У Ани тоска делается еще нестерпимее. Ей самой тяжело, саму давит эта тоска и одиночество, а тут еще "этот" ноет на ту же тему.
Она опускает руку, и ее браслет звякает о клавиши пианино.
- Слушай, Петр, я тебе дам браслет, - говорит она спокойно, - заложи… только теперь поздно, ломбарды закрыты.
- Ничего, ничего, - оживляется он, - я знаю место, где можно заложить… тут… один официант… Спасибо тебе, швестерхен… Право, я сегодня стреляться хотел - такая тоска напала.
- Г-м, и ты тоже! - произносит Аня с насмешливой улыбкой.
- Ты что говоришь? - останавливается Петя, ринувшийся уходить.
- Ничего, иди себе с Богом.
Он уходит, а она встает и сама начинает ходить из угла в угол.
Читать? Учиться? Да, это все можно.
Мало ли она читала и училась?
Но теперь со всем этим горем на душе до науки ли.
Вот если бы у нее было какое-нибудь призвание, увлечение, как бы она была счастлива.
У нее была когда-то страсть к музыке, но гимназические занятия и уроки языков отнимали слишком много времени, а ей приходилось учиться больше ее товарок: память у нее была плохая, а всякая, не говоря уже плохая, но посредственная отметка приводила в ужас Варвару Семеновну. Аня знала, что должна кончить с золотой медалью, чтобы не причинить серьезного горя своей матери. Впоследствии Варвара Семеновна понемногу привыкла и к единицам, получаемым младшими детьми.
На музыку оставалось так мало времени. Одна известная пианистка, когда Аня была еще в четвертом классе, предлагала Варваре Семеновне взять дочь из гимназии и дать ей "серьезно заняться" музыкой, предсказывая ей "славу", но с Варварой Семеновной чуть не сделалось дурно от одной мысли, что ее дочь будет "девушка, не кончившая даже среднеучебного заведения".

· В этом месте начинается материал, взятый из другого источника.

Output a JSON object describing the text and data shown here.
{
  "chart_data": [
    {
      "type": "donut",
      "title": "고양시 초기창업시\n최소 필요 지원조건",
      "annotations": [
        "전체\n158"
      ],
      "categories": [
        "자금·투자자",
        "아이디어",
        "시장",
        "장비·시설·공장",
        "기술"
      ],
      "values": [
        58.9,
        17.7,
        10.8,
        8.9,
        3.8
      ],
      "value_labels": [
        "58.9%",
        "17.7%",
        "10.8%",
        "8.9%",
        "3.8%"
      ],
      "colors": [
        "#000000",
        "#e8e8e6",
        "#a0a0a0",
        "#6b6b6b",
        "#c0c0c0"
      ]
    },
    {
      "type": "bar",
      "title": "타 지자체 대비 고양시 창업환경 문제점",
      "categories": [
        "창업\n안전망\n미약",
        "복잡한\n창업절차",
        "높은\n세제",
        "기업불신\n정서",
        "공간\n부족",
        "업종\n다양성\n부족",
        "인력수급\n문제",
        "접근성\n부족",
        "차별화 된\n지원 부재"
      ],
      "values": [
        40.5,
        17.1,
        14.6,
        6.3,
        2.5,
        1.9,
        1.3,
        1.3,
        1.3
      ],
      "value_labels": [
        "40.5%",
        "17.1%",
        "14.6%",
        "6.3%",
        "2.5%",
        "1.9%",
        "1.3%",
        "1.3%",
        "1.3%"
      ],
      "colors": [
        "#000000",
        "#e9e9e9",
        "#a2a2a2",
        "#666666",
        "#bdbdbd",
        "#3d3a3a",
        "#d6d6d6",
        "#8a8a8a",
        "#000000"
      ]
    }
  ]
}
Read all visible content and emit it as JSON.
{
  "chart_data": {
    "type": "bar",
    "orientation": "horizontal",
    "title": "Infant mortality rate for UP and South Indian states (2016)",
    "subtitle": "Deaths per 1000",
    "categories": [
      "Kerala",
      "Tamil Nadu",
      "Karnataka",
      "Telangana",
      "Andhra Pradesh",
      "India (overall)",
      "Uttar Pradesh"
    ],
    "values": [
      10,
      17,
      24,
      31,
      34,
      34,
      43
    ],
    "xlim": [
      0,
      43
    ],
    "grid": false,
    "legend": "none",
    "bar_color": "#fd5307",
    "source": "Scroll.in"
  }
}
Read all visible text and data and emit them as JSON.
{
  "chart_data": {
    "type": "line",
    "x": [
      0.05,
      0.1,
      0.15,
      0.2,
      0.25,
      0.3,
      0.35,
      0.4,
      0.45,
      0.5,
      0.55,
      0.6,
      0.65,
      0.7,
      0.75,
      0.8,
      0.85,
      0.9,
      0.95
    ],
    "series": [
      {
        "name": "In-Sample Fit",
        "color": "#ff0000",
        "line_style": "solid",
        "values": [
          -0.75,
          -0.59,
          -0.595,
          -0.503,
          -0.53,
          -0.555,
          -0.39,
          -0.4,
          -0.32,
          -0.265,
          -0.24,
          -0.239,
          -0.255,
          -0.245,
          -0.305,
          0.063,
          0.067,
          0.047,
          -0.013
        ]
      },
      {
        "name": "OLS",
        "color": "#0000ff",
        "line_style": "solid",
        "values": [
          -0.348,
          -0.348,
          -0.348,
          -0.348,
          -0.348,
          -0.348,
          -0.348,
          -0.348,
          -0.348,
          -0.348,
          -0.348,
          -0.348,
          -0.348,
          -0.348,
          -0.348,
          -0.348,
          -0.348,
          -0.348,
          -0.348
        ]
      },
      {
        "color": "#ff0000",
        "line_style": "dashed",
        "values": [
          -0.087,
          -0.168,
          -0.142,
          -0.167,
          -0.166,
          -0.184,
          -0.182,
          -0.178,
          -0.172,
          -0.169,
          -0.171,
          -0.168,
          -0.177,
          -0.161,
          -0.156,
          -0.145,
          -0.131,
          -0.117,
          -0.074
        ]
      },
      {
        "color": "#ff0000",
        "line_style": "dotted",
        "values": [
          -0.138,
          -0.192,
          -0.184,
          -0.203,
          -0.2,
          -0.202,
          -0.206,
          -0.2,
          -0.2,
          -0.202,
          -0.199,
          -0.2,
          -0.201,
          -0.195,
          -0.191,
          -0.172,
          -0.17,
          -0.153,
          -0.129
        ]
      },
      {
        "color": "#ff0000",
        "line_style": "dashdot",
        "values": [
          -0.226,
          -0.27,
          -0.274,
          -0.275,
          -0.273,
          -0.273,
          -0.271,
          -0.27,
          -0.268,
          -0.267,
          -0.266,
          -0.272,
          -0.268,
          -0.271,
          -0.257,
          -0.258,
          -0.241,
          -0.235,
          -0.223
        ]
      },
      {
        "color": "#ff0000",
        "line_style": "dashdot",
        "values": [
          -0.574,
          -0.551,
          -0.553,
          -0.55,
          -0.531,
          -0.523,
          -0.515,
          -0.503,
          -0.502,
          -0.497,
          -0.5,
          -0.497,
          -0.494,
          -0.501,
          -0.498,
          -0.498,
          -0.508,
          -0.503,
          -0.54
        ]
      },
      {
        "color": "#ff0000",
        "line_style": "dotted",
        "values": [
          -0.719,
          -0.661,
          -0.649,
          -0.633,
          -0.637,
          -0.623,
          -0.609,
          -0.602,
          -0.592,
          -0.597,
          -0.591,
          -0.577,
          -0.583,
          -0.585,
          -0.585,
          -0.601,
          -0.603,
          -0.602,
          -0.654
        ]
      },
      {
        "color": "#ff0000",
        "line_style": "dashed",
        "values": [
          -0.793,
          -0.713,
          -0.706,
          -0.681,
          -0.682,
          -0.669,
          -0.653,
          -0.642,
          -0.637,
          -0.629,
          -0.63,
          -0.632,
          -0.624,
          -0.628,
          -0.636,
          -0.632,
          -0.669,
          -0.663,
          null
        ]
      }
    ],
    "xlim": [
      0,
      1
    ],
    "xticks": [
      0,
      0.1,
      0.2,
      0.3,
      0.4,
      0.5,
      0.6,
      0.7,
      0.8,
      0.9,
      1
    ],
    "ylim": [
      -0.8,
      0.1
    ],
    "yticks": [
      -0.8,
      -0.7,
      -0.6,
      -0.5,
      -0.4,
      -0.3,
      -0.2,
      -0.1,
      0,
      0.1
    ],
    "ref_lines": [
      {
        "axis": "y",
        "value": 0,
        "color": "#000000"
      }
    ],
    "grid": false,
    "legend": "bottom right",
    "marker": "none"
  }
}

Пришлось пожертвовать музыкой. Она становилась старше, подрастали другие дети - пришлось учиться латыни для брата, вспоминать старое, и время было упущено.
А как она любила музыку! В концертах и опере она чувствовала себя счастливой, хотя оперу она любила меньше, - ей мешала сценическая обстановка.
И музыкой она пожертвовала "им", не сопротивляясь.
Отчего же ей теперь кажется, что она никого не любит, кроме Котика?
Ведь ее теперешняя жертва меньше всех нужна именно Котику.
Он еще мал, и вся семейная катастрофа не так тяжело отразится на нем, даже в материальном отношении… Неужели она не сможет прокормить его и поставить на ноги?
И она могла бы работать! Разве она не работала всю жизнь?
Девочкой, когда они жили очень скромно, она заменяла прислугу и няньку у детей, а потом - гувернантку, учительницу, экономку.
Отчего это произошло? Отчего каждый в семье жил для себя, требуя, чтобы она жила для него. Целый день она только выслушивала и исполняла чужие приказания.
- Аня, смажь мне горло!
- Аня, распорядись, чтобы обед был из пяти блюд, и съезди за вином.
- Аня, очини мне карандаш!
- Аня, сходи в гимназию и объяснись с директором.
- Аня, что за безобразие, ты не сходила за моими ботинками!
- Аня, оденься понаряднее, причешись у парикмахера: мама не хочет ехать, а нас звали на вечер к Семеновым.
И так весь день и каждый день.
А брат и сестры еще прибавляли: мы заняты, мы учимся, а тебе все равно нечего делать.
Отчего это происходило? Податлива она слишком или у нее мало характера?
Нет, характера нужно было очень много, чтобы справляться со всеми детьми, - заставлять их учиться и хоть немного слушаться.
Нужно было много характера, чтобы отказываться от веселья, удовольствий, целые ночи просиживать у постели заболевших. О, как приходилось иногда ломать себя.
А вот это последнее?
Нет, это делалось из любви, из безграничной любви… а теперь ей кажется, что этой любви нет… Ну, значит, из чувства долга.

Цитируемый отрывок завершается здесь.